Upon his inauguration, Allred was assigned to committees on appropriations, conservation and reclamation, education, mental health and retardation, school districts, and state parks. He was later assigned to an appropriations subcommittee on agriculture. In February 1967, Allred introduced a resolution honoring the recently-deceased judge Irving Leslie Humphrey. The bill was unanimously approved by the Texas Legislature. A month later, he proposed a bill that would allow police officers to investigate traffic collisions on public parking lots; at the time, officers were barred from investigating collisions on private property. Shortly after introducing the collision bill, he brought forward another bill that would permit officers from arresting those who perform illegal street racing on parking lots. In April, the collision bill was considered by the House Judiciary Committee and sent to a subcommittee to create an amendment to the bill that would include parking lots at restaurants. In April 1967, a proposal by Allred and fellow legislator Charles Finnell that would allow counties to pay for group life insurance for officials and employees. It was endorsed by the West Texas County Judges and Commissioners Association.

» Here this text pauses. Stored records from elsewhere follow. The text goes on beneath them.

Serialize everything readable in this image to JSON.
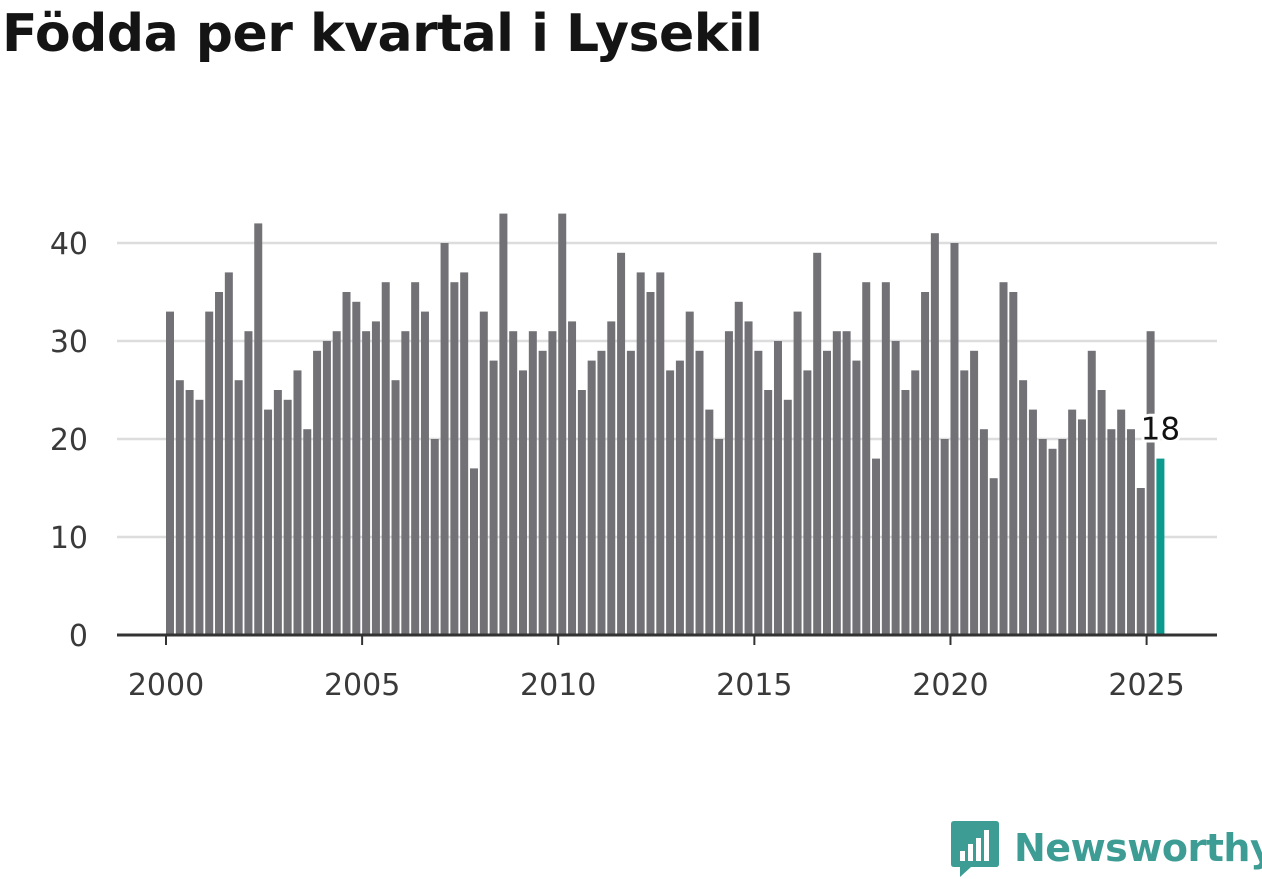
{
  "title": "Födda per kvartal i Lysekil",
  "brand": {
    "name": "Newsworthy",
    "icon": "newsworthy-logo-icon",
    "color": "#3d9d95"
  },
  "colors": {
    "bar": "#727176",
    "highlight": "#0b9b8e",
    "grid": "#dddddd",
    "axis": "#333333"
  },
  "chart_data": {
    "type": "bar",
    "title": "Födda per kvartal i Lysekil",
    "xlabel": "",
    "ylabel": "",
    "x_ticks": [
      "2000",
      "2005",
      "2010",
      "2015",
      "2020",
      "2025"
    ],
    "y_ticks": [
      0,
      10,
      20,
      30,
      40
    ],
    "ylim": [
      0,
      45
    ],
    "grid": true,
    "first_period": "2000 Q1",
    "highlight_label": "18",
    "values": [
      33,
      26,
      25,
      24,
      33,
      35,
      37,
      26,
      31,
      42,
      23,
      25,
      24,
      27,
      21,
      29,
      30,
      31,
      35,
      34,
      31,
      32,
      36,
      26,
      31,
      36,
      33,
      20,
      40,
      36,
      37,
      17,
      33,
      28,
      43,
      31,
      27,
      31,
      29,
      31,
      43,
      32,
      25,
      28,
      29,
      32,
      39,
      29,
      37,
      35,
      37,
      27,
      28,
      33,
      29,
      23,
      20,
      31,
      34,
      32,
      29,
      25,
      30,
      24,
      33,
      27,
      39,
      29,
      31,
      31,
      28,
      36,
      18,
      36,
      30,
      25,
      27,
      35,
      41,
      20,
      40,
      27,
      29,
      21,
      16,
      36,
      35,
      26,
      23,
      20,
      19,
      20,
      23,
      22,
      29,
      25,
      21,
      23,
      21,
      15,
      31,
      18
    ]
  }
}
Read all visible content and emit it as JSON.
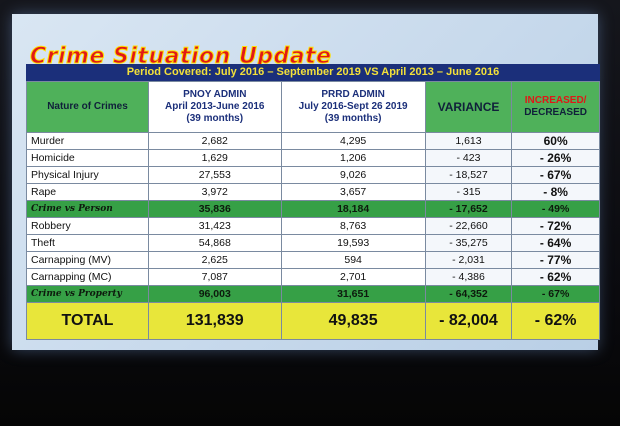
{
  "slide": {
    "title": "Crime Situation Update",
    "subtitle": "Period Covered: July 2016 – September 2019  VS  April 2013 – June 2016",
    "table": {
      "header": [
        [
          "Nature of Crimes"
        ],
        [
          "PNOY ADMIN",
          "April 2013-June 2016",
          "(39 months)"
        ],
        [
          "PRRD ADMIN",
          "July 2016-Sept 26 2019",
          "(39 months)"
        ],
        [
          "VARIANCE"
        ],
        [
          "INCREASED/",
          "DECREASED"
        ]
      ],
      "groups": [
        {
          "rows": [
            [
              "Murder",
              "2,682",
              "4,295",
              "1,613",
              "60%"
            ],
            [
              "Homicide",
              "1,629",
              "1,206",
              "- 423",
              "- 26%"
            ],
            [
              "Physical Injury",
              "27,553",
              "9,026",
              "- 18,527",
              "- 67%"
            ],
            [
              "Rape",
              "3,972",
              "3,657",
              "- 315",
              "- 8%"
            ]
          ],
          "subtotal": [
            "Crime vs Person",
            "35,836",
            "18,184",
            "- 17,652",
            "- 49%"
          ]
        },
        {
          "rows": [
            [
              "Robbery",
              "31,423",
              "8,763",
              "- 22,660",
              "- 72%"
            ],
            [
              "Theft",
              "54,868",
              "19,593",
              "- 35,275",
              "- 64%"
            ],
            [
              "Carnapping (MV)",
              "2,625",
              "594",
              "- 2,031",
              "- 77%"
            ],
            [
              "Carnapping (MC)",
              "7,087",
              "2,701",
              "- 4,386",
              "- 62%"
            ]
          ],
          "subtotal": [
            "Crime vs Property",
            "96,003",
            "31,651",
            "- 64,352",
            "- 67%"
          ]
        }
      ],
      "total": [
        "TOTAL",
        "131,839",
        "49,835",
        "- 82,004",
        "- 62%"
      ]
    }
  }
}
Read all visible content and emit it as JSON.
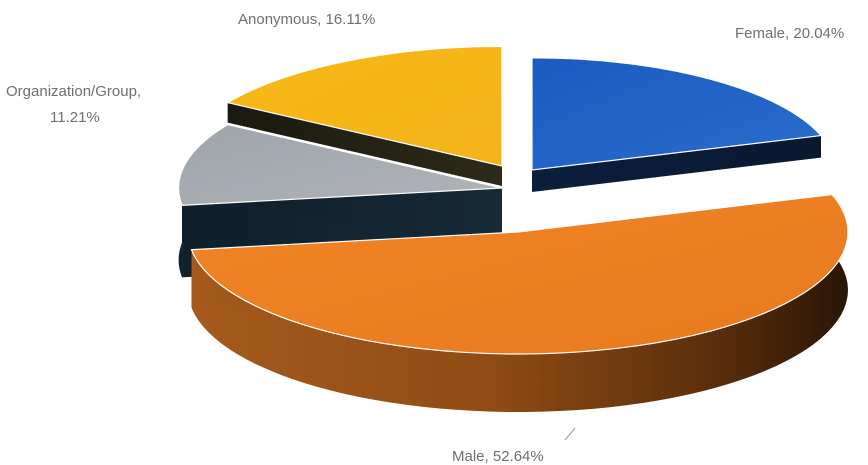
{
  "chart_data": {
    "type": "pie",
    "title": "",
    "three_d": true,
    "exploded": true,
    "slices": [
      {
        "name": "Female",
        "value": 20.04,
        "label": "Female, 20.04%",
        "color": "#1f5fbf"
      },
      {
        "name": "Male",
        "value": 52.64,
        "label": "Male, 52.64%",
        "color": "#ee7f22"
      },
      {
        "name": "Organization/Group",
        "value": 11.21,
        "label_lines": [
          "Organization/Group,",
          "11.21%"
        ],
        "color": "#a3a8ad"
      },
      {
        "name": "Anonymous",
        "value": 16.11,
        "label": "Anonymous, 16.11%",
        "color": "#f9bb18"
      }
    ]
  }
}
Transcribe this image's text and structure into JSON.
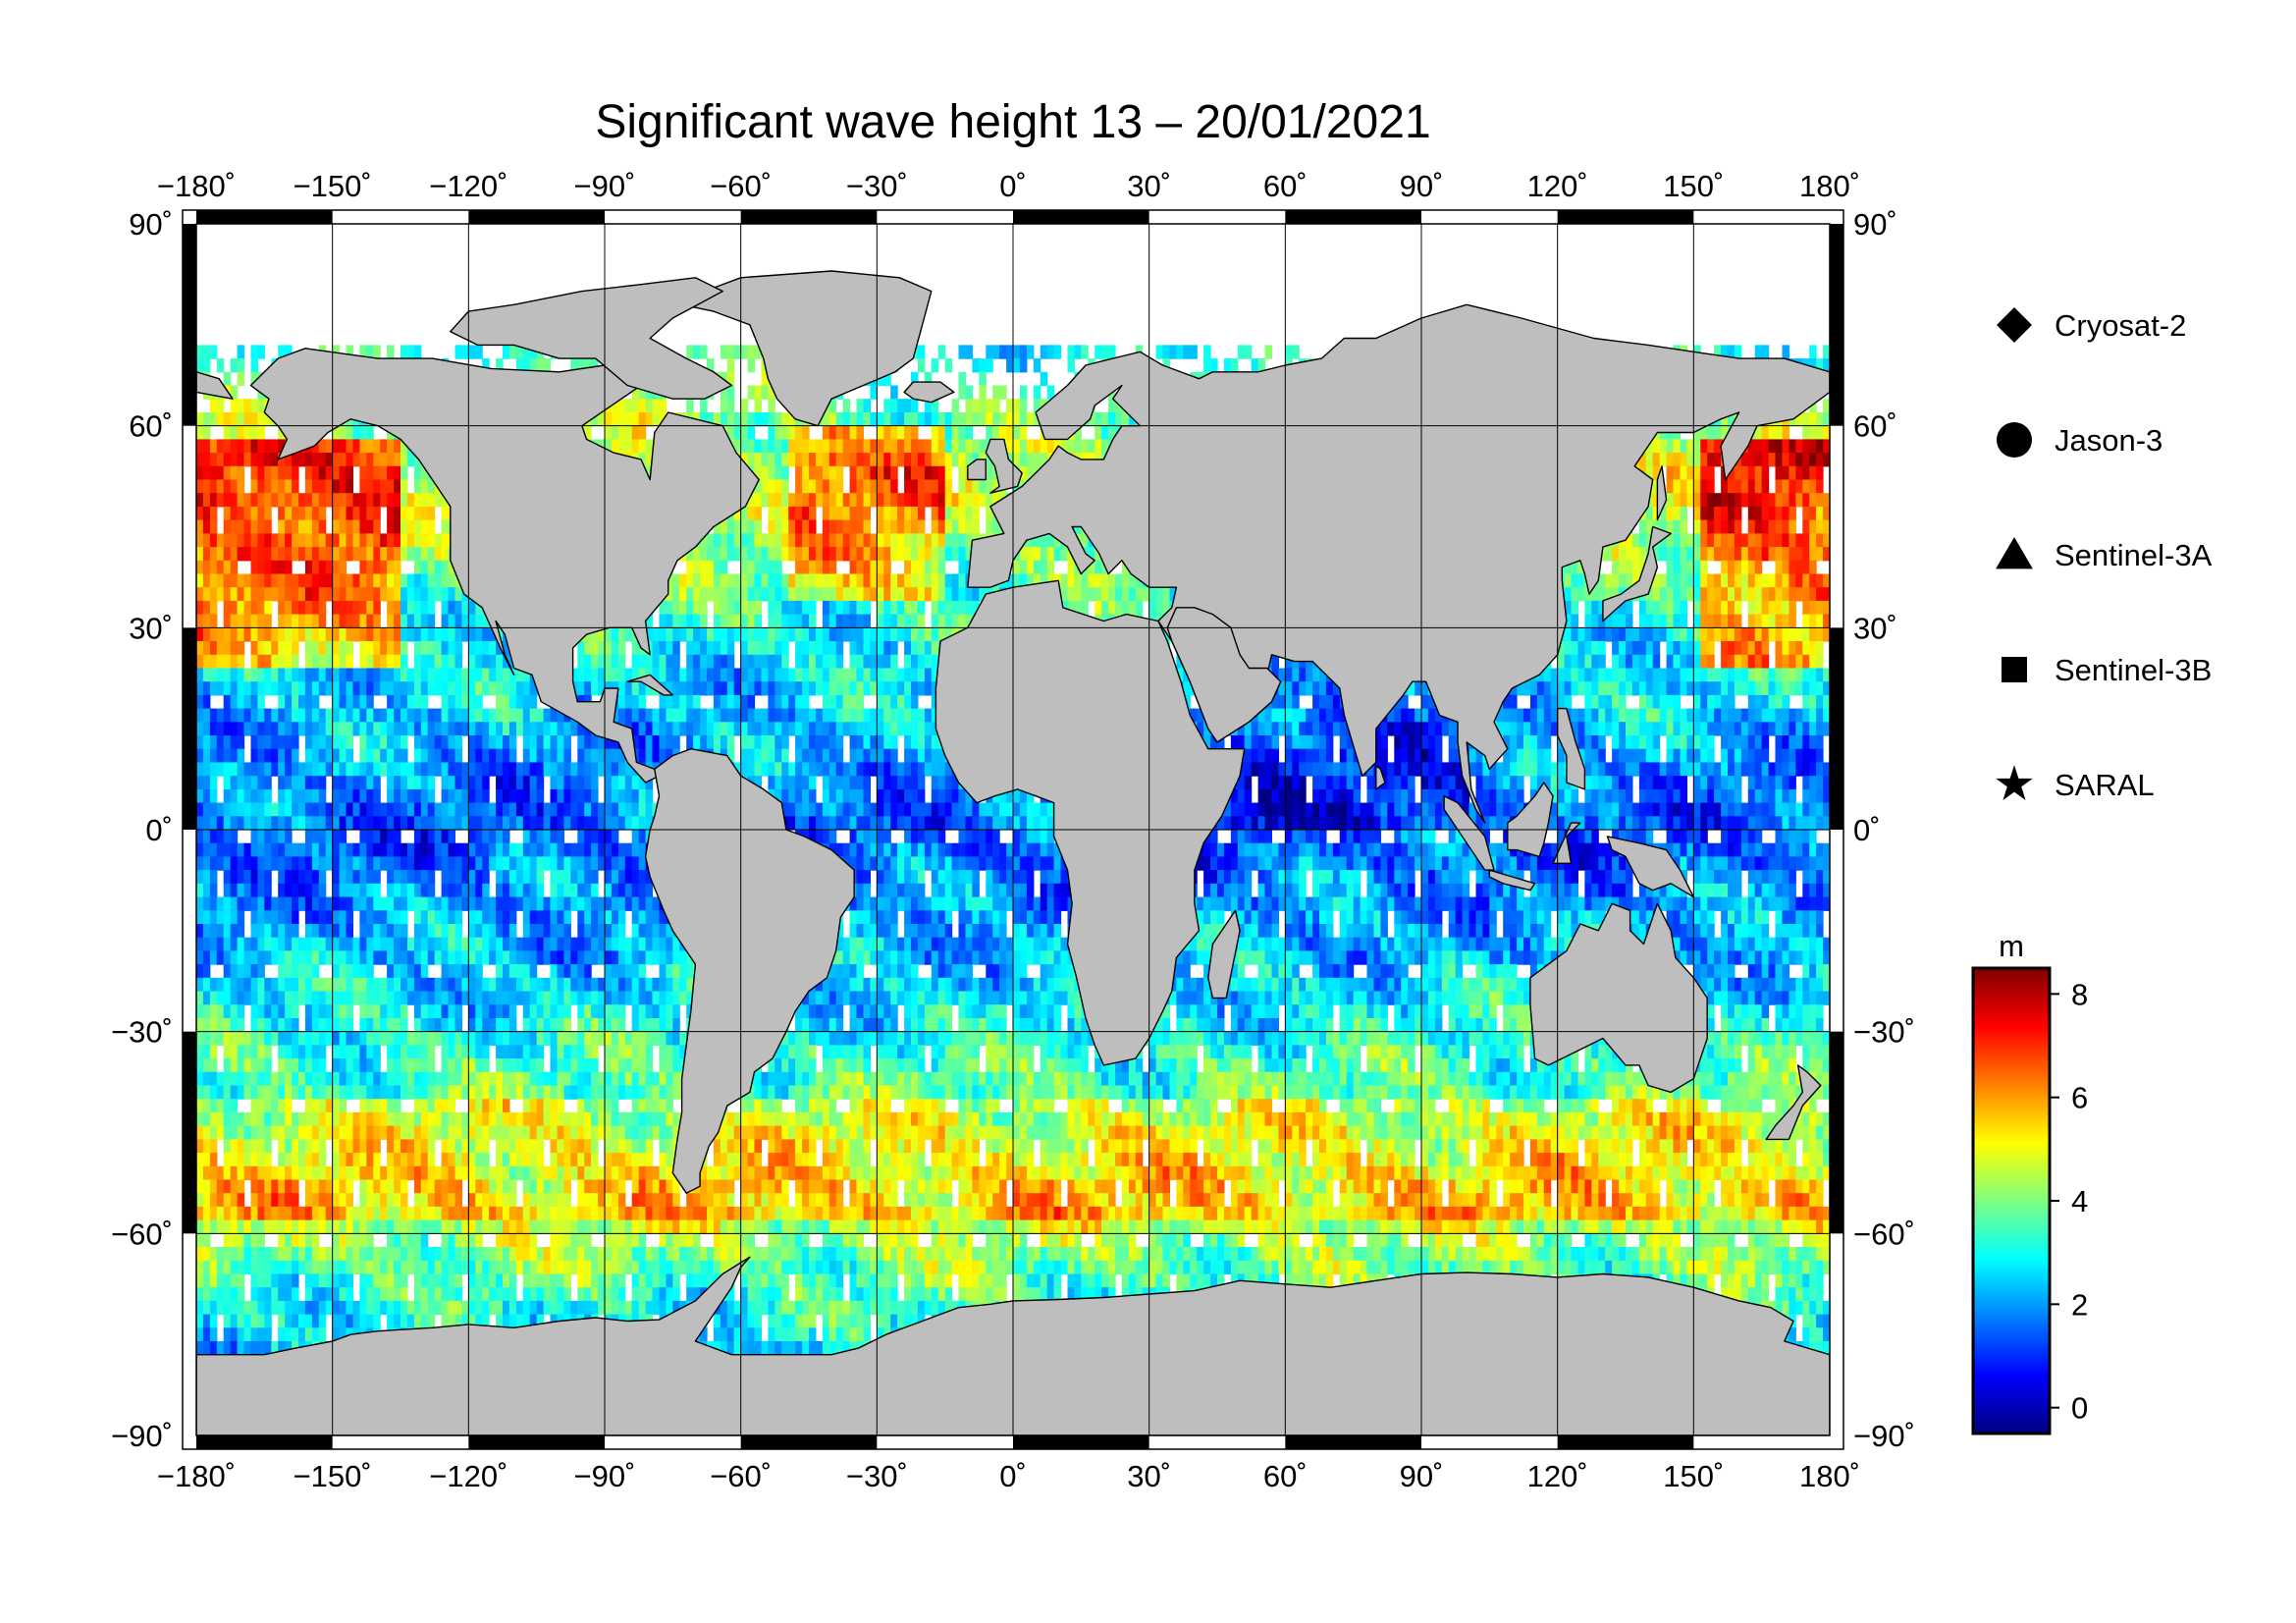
{
  "title": "Significant wave height 13 – 20/01/2021",
  "map": {
    "projection": "equirectangular",
    "lon_range": [
      -180,
      180
    ],
    "lat_range": [
      -90,
      90
    ],
    "grid": true,
    "lon_ticks": [
      {
        "value": -180,
        "label": "−180˚"
      },
      {
        "value": -150,
        "label": "−150˚"
      },
      {
        "value": -120,
        "label": "−120˚"
      },
      {
        "value": -90,
        "label": "−90˚"
      },
      {
        "value": -60,
        "label": "−60˚"
      },
      {
        "value": -30,
        "label": "−30˚"
      },
      {
        "value": 0,
        "label": "0˚"
      },
      {
        "value": 30,
        "label": "30˚"
      },
      {
        "value": 60,
        "label": "60˚"
      },
      {
        "value": 90,
        "label": "90˚"
      },
      {
        "value": 120,
        "label": "120˚"
      },
      {
        "value": 150,
        "label": "150˚"
      },
      {
        "value": 180,
        "label": "180˚"
      }
    ],
    "lat_ticks": [
      {
        "value": 90,
        "label": "90˚"
      },
      {
        "value": 60,
        "label": "60˚"
      },
      {
        "value": 30,
        "label": "30˚"
      },
      {
        "value": 0,
        "label": "0˚"
      },
      {
        "value": -30,
        "label": "−30˚"
      },
      {
        "value": -60,
        "label": "−60˚"
      },
      {
        "value": -90,
        "label": "−90˚"
      }
    ],
    "land_color": "#bebebe",
    "ocean_color": "#ffffff",
    "ice_color": "#ffffff"
  },
  "legend": {
    "placement": "right",
    "items": [
      {
        "label": "Cryosat-2",
        "symbol": "diamond"
      },
      {
        "label": "Jason-3",
        "symbol": "circle"
      },
      {
        "label": "Sentinel-3A",
        "symbol": "triangle"
      },
      {
        "label": "Sentinel-3B",
        "symbol": "square"
      },
      {
        "label": "SARAL",
        "symbol": "star"
      }
    ]
  },
  "colorbar": {
    "unit": "m",
    "range": [
      -0.5,
      8.5
    ],
    "ticks": [
      {
        "value": 0,
        "label": "0"
      },
      {
        "value": 2,
        "label": "2"
      },
      {
        "value": 4,
        "label": "4"
      },
      {
        "value": 6,
        "label": "6"
      },
      {
        "value": 8,
        "label": "8"
      }
    ],
    "colormap": [
      "#00007f",
      "#0000ff",
      "#007fff",
      "#00ffff",
      "#7fff7f",
      "#ffff00",
      "#ff7f00",
      "#ff0000",
      "#7f0000"
    ]
  }
}
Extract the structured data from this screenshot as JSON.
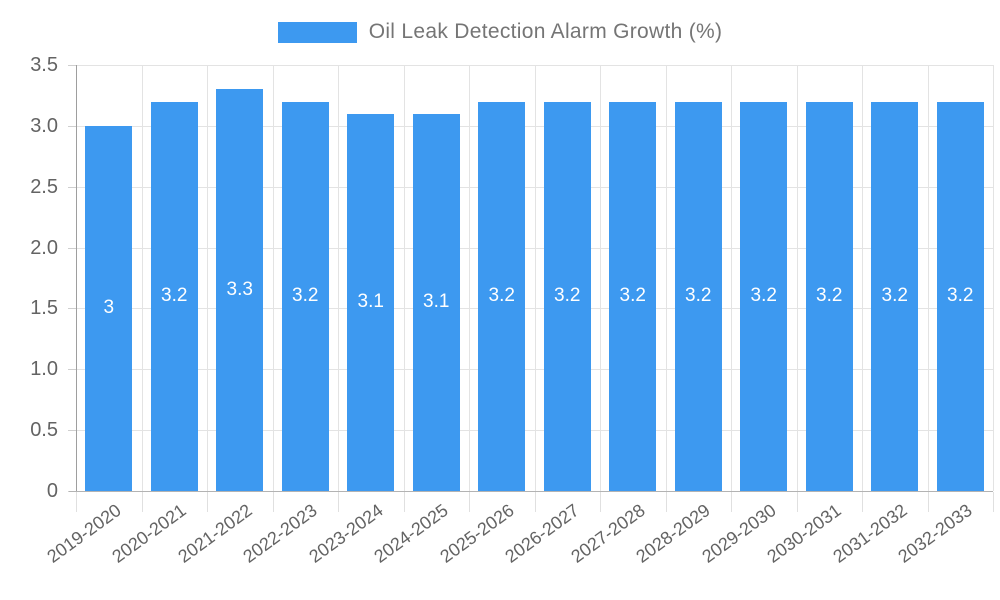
{
  "legend": {
    "position": "top",
    "swatch_color": "#3d99f0"
  },
  "chart_data": {
    "type": "bar",
    "title": "Oil Leak Detection Alarm Growth (%)",
    "xlabel": "",
    "ylabel": "",
    "categories": [
      "2019-2020",
      "2020-2021",
      "2021-2022",
      "2022-2023",
      "2023-2024",
      "2024-2025",
      "2025-2026",
      "2026-2027",
      "2027-2028",
      "2028-2029",
      "2029-2030",
      "2030-2031",
      "2031-2032",
      "2032-2033"
    ],
    "values": [
      3,
      3.2,
      3.3,
      3.2,
      3.1,
      3.1,
      3.2,
      3.2,
      3.2,
      3.2,
      3.2,
      3.2,
      3.2,
      3.2
    ],
    "value_labels": [
      "3",
      "3.2",
      "3.3",
      "3.2",
      "3.1",
      "3.1",
      "3.2",
      "3.2",
      "3.2",
      "3.2",
      "3.2",
      "3.2",
      "3.2",
      "3.2"
    ],
    "ylim": [
      0,
      3.5
    ],
    "yticks": [
      0,
      0.5,
      1,
      1.5,
      2,
      2.5,
      3,
      3.5
    ],
    "ytick_labels": [
      "0",
      "0.5",
      "1.0",
      "1.5",
      "2.0",
      "2.5",
      "3.0",
      "3.5"
    ],
    "grid": true,
    "legend_position": "top",
    "bar_color": "#3d99f0",
    "value_label_color": "#ffffff",
    "axis_text_color": "#636363"
  }
}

In May 1967, Allred sent membership certificates for the fictitious "Texas Association of Windmill Tilters" to various House members who fight for legislation that does not pass. A bill introduced by Allred—which allowed Texas to sell excess property to the Texas Partners of the Alliance, an organization that sends aid for underdeveloped areas in Peru—was passed by the House on May 5. An amendment, introduced to another amendment from representative Ralph Wayne, that prohibits public business from taking place at buildings close to the public, was also approved.

=== Later life (1981–1996) ===
In February 1981, Allred was honored by the 67th Texas Legislature "for his many important contributions to the people of Texas as a member of the Texas House of Representatives and extend best wishes to him for future success and happiness."